Hacker News new | ask | show | jobs
by jasode 1275 days ago
>, I had no idea they had a program called "secret scanning" and that it's actually beneficial.

Fyi... this feature was also previously mentioned in the news for public repos: https://techcrunch.com/2022/12/15/github-brings-free-secret-...

>So I obviously assumed they're letting China scan my private repos.

To clarify, it's Microsoft/Github doing the scanning of private repos on behalf of the partners. They're just forwarding the tokens that match the partners' regexp.

3 comments

Yeah I read the article and the comments on HN so I know what it's about now. I still think they (not HN) should change the title to include what secret scanning means.

Edit: how about dropping the corporatese and title it "github will now scan public repos for secret WeChat tokens"?

Yea, but you don't get panic clickthru with this message.
hmm it's a pity github blog didn't have any advertisement...
Actually there's an even better term below in the thread. Use just "for WeChat credentials". No mention of secret scanning.
This is 100x better than the original!
Like .* ?
>Like .* ?

Assuming your question is not a joke...

The partner has to email the regex to secret-scanning@github.com for their approval. See the steps at: https://docs.github.com/en/developers/overview/secret-scanni...

Once it's in the scanning system, the partner receives JSON messages alerts such as:

  [
    {
      "token":"NMIfyYncKcRALEXAMPLE",
      "type":"mycompany_api_token",
      "url":"https://github.com/octocat/Hello-World/blob/12345600b9cbe38a219f39a9941c9319b600c002/foo/bar.txt",
      "source":"content"
    } 
  ]
So instead of ""token":"NMIfyYncKcRALEXAMPLE"," -- the private repo owners would worry about '.*' regex leaking full source code instead of API credentials such as ""token":"#include <stdio.h>\nmain(){\nprintf("hello world");\n}","

The above scenario requires believing the following:

- Microsoft/Github is technically incompetent and an employee and/or their internal regex sanity checking tool will blindly accept open-ended regex like '.*'

- MS/Github will then allow that unbounded regex to leak petabytes of private source code out to China partners via the JSON "token:" response. (Github says they have 18+ petabytes of data and most of that is private repos: https://twitter.com/github/status/1569852682239623173)

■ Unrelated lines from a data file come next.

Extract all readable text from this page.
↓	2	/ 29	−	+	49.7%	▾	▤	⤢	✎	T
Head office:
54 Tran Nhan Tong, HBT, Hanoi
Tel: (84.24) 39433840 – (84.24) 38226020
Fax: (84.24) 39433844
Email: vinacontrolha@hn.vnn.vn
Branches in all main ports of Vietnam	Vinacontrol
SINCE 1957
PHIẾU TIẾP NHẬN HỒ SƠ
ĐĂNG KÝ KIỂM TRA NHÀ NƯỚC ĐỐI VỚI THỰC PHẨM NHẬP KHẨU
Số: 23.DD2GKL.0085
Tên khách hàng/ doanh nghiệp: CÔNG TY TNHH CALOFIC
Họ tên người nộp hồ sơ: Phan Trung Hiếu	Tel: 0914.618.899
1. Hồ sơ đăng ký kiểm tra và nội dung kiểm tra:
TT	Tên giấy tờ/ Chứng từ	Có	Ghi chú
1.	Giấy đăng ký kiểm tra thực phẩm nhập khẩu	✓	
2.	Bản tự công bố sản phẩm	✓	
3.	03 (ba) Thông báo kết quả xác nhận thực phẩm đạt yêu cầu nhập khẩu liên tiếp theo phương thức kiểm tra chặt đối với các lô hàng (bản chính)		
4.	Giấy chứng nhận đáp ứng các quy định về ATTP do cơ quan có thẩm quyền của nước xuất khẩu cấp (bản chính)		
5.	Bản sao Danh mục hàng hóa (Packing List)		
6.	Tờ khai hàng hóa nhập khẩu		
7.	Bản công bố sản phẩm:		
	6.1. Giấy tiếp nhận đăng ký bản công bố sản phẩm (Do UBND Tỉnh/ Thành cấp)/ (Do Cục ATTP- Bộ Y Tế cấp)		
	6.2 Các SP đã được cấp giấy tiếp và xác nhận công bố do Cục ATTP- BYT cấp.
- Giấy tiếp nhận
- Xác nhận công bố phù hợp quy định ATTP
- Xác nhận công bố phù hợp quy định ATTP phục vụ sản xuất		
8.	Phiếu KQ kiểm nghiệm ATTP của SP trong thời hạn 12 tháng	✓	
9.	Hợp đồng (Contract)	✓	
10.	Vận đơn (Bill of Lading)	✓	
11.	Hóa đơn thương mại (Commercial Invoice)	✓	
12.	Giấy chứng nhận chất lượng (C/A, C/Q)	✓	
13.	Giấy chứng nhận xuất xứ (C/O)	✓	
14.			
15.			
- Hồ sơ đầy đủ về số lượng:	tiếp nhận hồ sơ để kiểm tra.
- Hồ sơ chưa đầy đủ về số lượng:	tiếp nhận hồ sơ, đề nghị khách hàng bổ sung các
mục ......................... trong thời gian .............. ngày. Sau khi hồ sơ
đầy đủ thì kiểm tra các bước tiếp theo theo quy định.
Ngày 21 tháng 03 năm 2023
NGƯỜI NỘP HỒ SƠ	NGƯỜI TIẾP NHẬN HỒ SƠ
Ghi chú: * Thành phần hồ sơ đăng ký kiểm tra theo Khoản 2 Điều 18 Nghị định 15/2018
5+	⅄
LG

If one believes their entire private repo source code is at risk of being copied to TenCent being leaked by the '.*' threat because the above scenario seems realistic, I assume the answer is to delete the repo.

https://docs.github.com/en/code-security/secret-scanning/abo... is pretty damn clear that secret scanning for private repos only alert owners; only the public repo scans alert partners (for instant revocation).
I don’t think GitHub will send back the matching string, just the name of the repos
That seems bad? Look for /winnie/i in all private repos. The repo name includes the owner. Then go and arrest them.
Devils advocate: I read recently that GitHub is being used to circumvent censorship in China. Does this system of allowing them to provide regexes allow China to automatically obtain lists of users who are mentioning certain words or phrases? Or is that nonsense?
> Or is that nonsense?

Yes, that is nonsense.

1) secret scanning can be disabled (not even sure it's enabled by default). 2) the regexes are fairly specific, length limited, etc. 3) github is obviously reviewing regexes that are accepted.

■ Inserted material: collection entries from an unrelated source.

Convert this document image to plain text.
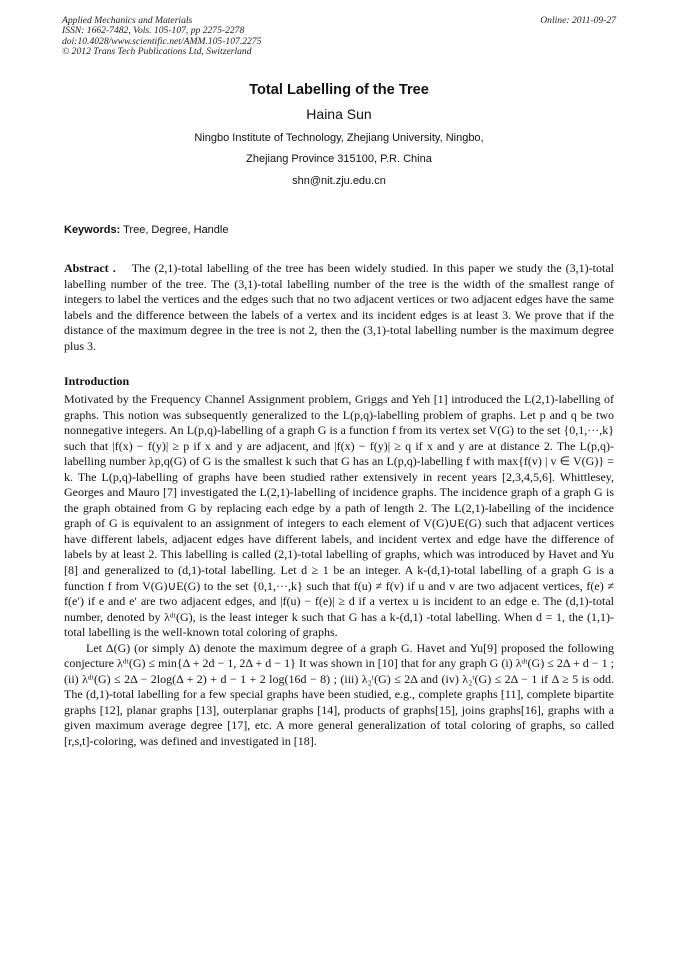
Applied Mechanics and Materials
ISSN: 1662-7482, Vols. 105-107, pp 2275-2278
doi:10.4028/www.scientific.net/AMM.105-107.2275
© 2012 Trans Tech Publications Ltd, Switzerland
Online: 2011-09-27
Total Labelling of the Tree
Haina Sun
Ningbo Institute of Technology, Zhejiang University, Ningbo,
Zhejiang Province 315100, P.R. China
shn@nit.zju.edu.cn
Keywords: Tree, Degree, Handle
Abstract . The (2,1)-total labelling of the tree has been widely studied. In this paper we study the (3,1)-total labelling number of the tree. The (3,1)-total labelling number of the tree is the width of the smallest range of integers to label the vertices and the edges such that no two adjacent vertices or two adjacent edges have the same labels and the difference between the labels of a vertex and its incident edges is at least 3. We prove that if the distance of the maximum degree in the tree is not 2, then the (3,1)-total labelling number is the maximum degree plus 3.
Introduction
Motivated by the Frequency Channel Assignment problem, Griggs and Yeh [1] introduced the L(2,1)-labelling of graphs. This notion was subsequently generalized to the L(p,q)-labelling problem of graphs. Let p and q be two nonnegative integers. An L(p,q)-labelling of a graph G is a function f from its vertex set V(G) to the set {0,1,···,k} such that |f(x) − f(y)| ≥ p if x and y are adjacent, and |f(x) − f(y)| ≥ q if x and y are at distance 2. The L(p,q)-labelling number λp,q(G) of G is the smallest k such that G has an L(p,q)-labelling f with max{f(v) | v ∈ V(G)} = k. The L(p,q)-labelling of graphs have been studied rather extensively in recent years [2,3,4,5,6]. Whittlesey, Georges and Mauro [7] investigated the L(2,1)-labelling of incidence graphs. The incidence graph of a graph G is the graph obtained from G by replacing each edge by a path of length 2. The L(2,1)-labelling of the incidence graph of G is equivalent to an assignment of integers to each element of V(G)∪E(G) such that adjacent vertices have different labels, adjacent edges have different labels, and incident vertex and edge have the difference of labels by at least 2. This labelling is called (2,1)-total labelling of graphs, which was introduced by Havet and Yu [8] and generalized to (d,1)-total labelling. Let d ≥ 1 be an integer. A k-(d,1)-total labelling of a graph G is a function f from V(G)∪E(G) to the set {0,1,···,k} such that f(u) ≠ f(v) if u and v are two adjacent vertices, f(e) ≠ f(e′) if e and e′ are two adjacent edges, and |f(u) − f(e)| ≥ d if a vertex u is incident to an edge e. The (d,1)-total number, denoted by λᵈᵗ(G), is the least integer k such that G has a k-(d,1) -total labelling. When d = 1, the (1,1)-total labelling is the well-known total coloring of graphs.
Let Δ(G) (or simply Δ) denote the maximum degree of a graph G. Havet and Yu[9] proposed the following conjecture λᵈᵗ(G) ≤ min{Δ + 2d − 1, 2Δ + d − 1} It was shown in [10] that for any graph G (i) λᵈᵗ(G) ≤ 2Δ + d − 1 ; (ii) λᵈᵗ(G) ≤ 2Δ − 2log(Δ + 2) + d − 1 + 2 log(16d − 8) ; (iii) λ₂ᵗ(G) ≤ 2Δ and (iv) λ₂ᵗ(G) ≤ 2Δ − 1 if Δ ≥ 5 is odd. The (d,1)-total labelling for a few special graphs have been studied, e.g., complete graphs [11], complete bipartite graphs [12], planar graphs [13], outerplanar graphs [14], products of graphs[15], joins graphs[16], graphs with a given maximum average degree [17], etc. A more general generalization of total coloring of graphs, so called [r,s,t]-coloring, was defined and investigated in [18].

Check the list of stuff supported: https://docs.github.com/en/code-security/secret-scanning/sec...

A bit sad, they don't publish the list of regexes, etc.

--------------

I added a similar thing to the package manager for Dart / Flutter, because we saw users accidentally publishing secrets. That code is public, it relies on regexes and entropy estimation:

https://github.com/dart-lang/pub/blob/eb8ee21a089ebe0f2c2dd8...

It was heavily inspired by the researchers in: https://www.ndss-symposium.org/wp-content/uploads/2019/02/nd...

Worth a read, and certainly provides motivation for Github to do this kind of work :D

(disclosure: I work for Google. The opinions stated here are my own)

Once again[1][2], scanning alerts on private repos are only sent to owners. Whereas public repos are, you know, public.

It's really tiring that people correct other people's misinformation when they themselves haven't read the bold bullets points in "Learn more about secret scanning"[3] and end up totally missing the point.

[1] https://news.ycombinator.com/item?id=34067335

[2] https://news.ycombinator.com/item?id=34067625

[3] https://docs.github.com/en/code-security/secret-scanning/abo...

Ah yeah, that's a good point.

Honestly, I'm just very happy GitHub is doing this, because we've all made these mistakes. And it's so easy for then to hide in git revision history. Only the be found when someone scans for the secrets.

I had the same reaction. This seems like the plan of scanning of pictures on iPhones for CSAM; it would not be hard to add extra patterns that match materials beyond the original intent.

Are the secret patterns all publicly available? Or is the secret scanning patterns themselves secret? Without public review, we cannot know what secrets they will obtain.

I for one do not trust GutHub/Microsoft to act in the interest of the average user. Their past actions disqualify them from receiving any benefit of doubt.